Kiran Musunuru, MD, Ph.D, MPH

Assistant Professor of Stem Cell and Regenerative Biology


I wouldn’t be where I am today if it hadn’t been for an undergraduate research journal.

No exaggeration. Some 18 years ago, when I was a Harvard undergraduate, I was part of a group of students who worked to launch the Journal of Undergraduate Sciences. Under the guidance of a highly motivated graduate student, Paul Ma, who had been working with instructors of introductory chemistry and biology classes to introduce more open-ended laboratory exercises, we had perceived the need for a forum in which undergraduates (and even high school students) could share the results of their research with each other, whether short-term projects done in introductory courses or senior theses. Thus the Journal of Undergraduate Sciences was born, and as science concentrators we focused our efforts on soliciting the best of undergraduate research in the natural sciences (leaving the social sciences and humanities to those more qualified to tackle those disciplines). As best we could, we fully replicated the structure of a “grown-up” journal, with an editorial board, expert reviewers in each scientific discipline (typically but not always faculty members), a rigorous review process, and a publication of professional quality that was distributed to both the Harvard community as well as paying subscribers.

Although I had already started working in a laboratory, as many premedical students do, it was my experiences with the Journal of Undergraduate Sciences that really turned me on to research. Most students at Harvard become involved in research of some sort or another but only experience the first stage of the work—the experimental work at the bench, the data analysis, the literature review—and don’t see the subse­quent stages that entail writing up a manuscript, submitting it to a journal, going toe-to-toe with demanding reviewers, often losing and having the manuscript be rejected, revising the manuscript, resubmitting it, appealing to the editors, etc., etc., and hopefully, months or even years later, celebrating when the manuscript is accepted for publication and finally seeing the fruits of one’s labor on the printed page. And few see the research process from the publisher’s perspective—seeking out high-quality work, shepherding it through the review process, recruiting the best possible reviewers, and rushing to meet publication deadlines. From any perspective, it’s exhausting but ultimately rewarding.

As an editor of (and contributor to) the Journal of Under­graduate Sciences, I got to experience the entire process from beginning to end and to learn what cutting-edge (and rigor­ously evaluated) research in every scientific discipline looks like, in all its forms and flavors. Naturally, as part of the job I frequently looked to journals like Science, Nature, and Cell for  guidance, and so inevitably was exposed to some of the most high-quality research being done worldwide. I had my “aha!” moment when reading a particularly elegant paper in Cell and thinking “wow, I really wish I could be part of something like this….” That moment more than anything else crystallized my desire to go to graduate school. I was by no means a stellar student with respect to academics, but through my work with the Journal of Undergraduate Sciences I became passionately devoted to scientific research, and almost two decades later I’m now running a laboratory of my own at my alma mater.

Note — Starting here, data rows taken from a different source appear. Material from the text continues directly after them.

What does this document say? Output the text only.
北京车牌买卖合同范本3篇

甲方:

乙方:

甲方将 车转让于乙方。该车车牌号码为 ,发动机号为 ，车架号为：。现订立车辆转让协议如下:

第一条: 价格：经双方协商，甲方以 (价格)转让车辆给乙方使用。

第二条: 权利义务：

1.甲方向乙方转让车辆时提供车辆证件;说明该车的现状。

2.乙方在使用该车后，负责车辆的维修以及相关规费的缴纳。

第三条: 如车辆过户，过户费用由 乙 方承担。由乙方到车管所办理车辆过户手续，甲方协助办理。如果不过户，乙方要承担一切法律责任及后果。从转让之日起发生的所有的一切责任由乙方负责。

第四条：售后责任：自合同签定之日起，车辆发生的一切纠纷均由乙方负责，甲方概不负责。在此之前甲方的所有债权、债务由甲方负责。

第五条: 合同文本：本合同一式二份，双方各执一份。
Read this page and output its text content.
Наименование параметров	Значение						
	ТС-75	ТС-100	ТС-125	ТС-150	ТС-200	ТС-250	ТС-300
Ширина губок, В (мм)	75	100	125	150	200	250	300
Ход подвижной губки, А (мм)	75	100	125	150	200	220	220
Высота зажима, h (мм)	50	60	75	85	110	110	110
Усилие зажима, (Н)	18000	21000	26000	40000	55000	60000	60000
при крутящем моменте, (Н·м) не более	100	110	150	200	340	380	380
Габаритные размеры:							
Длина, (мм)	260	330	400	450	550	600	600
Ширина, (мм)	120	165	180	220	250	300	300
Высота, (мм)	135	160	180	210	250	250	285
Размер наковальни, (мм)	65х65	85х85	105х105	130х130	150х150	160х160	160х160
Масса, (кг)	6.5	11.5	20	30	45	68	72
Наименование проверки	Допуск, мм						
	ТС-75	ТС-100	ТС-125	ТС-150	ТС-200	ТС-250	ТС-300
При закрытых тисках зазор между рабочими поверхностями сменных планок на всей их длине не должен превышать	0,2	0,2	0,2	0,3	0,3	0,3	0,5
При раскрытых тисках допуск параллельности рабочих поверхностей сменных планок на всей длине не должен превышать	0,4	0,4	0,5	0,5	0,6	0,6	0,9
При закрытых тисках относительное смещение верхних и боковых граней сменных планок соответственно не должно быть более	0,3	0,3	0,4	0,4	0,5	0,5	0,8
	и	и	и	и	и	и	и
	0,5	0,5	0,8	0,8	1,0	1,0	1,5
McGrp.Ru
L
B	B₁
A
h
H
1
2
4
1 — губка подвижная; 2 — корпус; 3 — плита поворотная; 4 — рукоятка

Both when I was an undergraduate and, now, as an assistant professor, it has been my impression that the real strength of Harvard is not its 375 years of historical perspective, its outsized reputation, its large endowment, its classroom and curricular innovations, or even its extraordinary student body—rather, it is the unparalleled opportunity for students to “learn by doing,” to expand human knowledge, to become directly involved in the very best research under the direction of world-class faculty. Whether the research involves using stem cells to regenerate heart muscle or studying the examina­tion of aesthetic experience and free will in nineteenth cen­tury novels, one can do something far more meaningful and relevant to our society than answering problem sets, writing essays, or completing exercises in the classroom. If you are a Harvard undergraduate, I urge you: take full advantage of this wonderful place where you’ve come to study, and become involved in research while you are here! And the natural exten­sion of that sentiment: find ways to share your best work with your peers and with the community, so that we are all enriched by it, whether it is through poster sessions, seminar series, or undergraduate research journals.

I’m sorry to say that the Journal of Undergraduate Sciences is no more. It ceased publishing new issues a few years after I graduated, despite our efforts to train a dedicated team of younger students who would carry the torch forward and in turn train their own successors. The sad truth is that organiza­tions are born, and organizations die. But the need for a forum in which undergraduates can share their work will always exist, and so it is gratifying for me to see that others have taken up the challenge, and that THURJ has emerged as the tentpole publication for undergraduate research at Harvard and has been going strong for five years, with no signs of stopping any time soon. The challenge will be to maintain the high standards of excellence promoted by THURJ for generations of students to come. So I urge all who are committed to the cause of undergraduate education to support THURJ’s mission.



  1. Wow, this article is extremely inspiring because I find myself in a similar position as you (except at a different university), working on advancing the infant undergraduate research journal at my university. I’m fascinated with research as well as the publisher/journalist’s perspective, and I hope that I can learn from your example. thurj has a beautiful website, and I’m very impressed with the way the publication presents its quality content.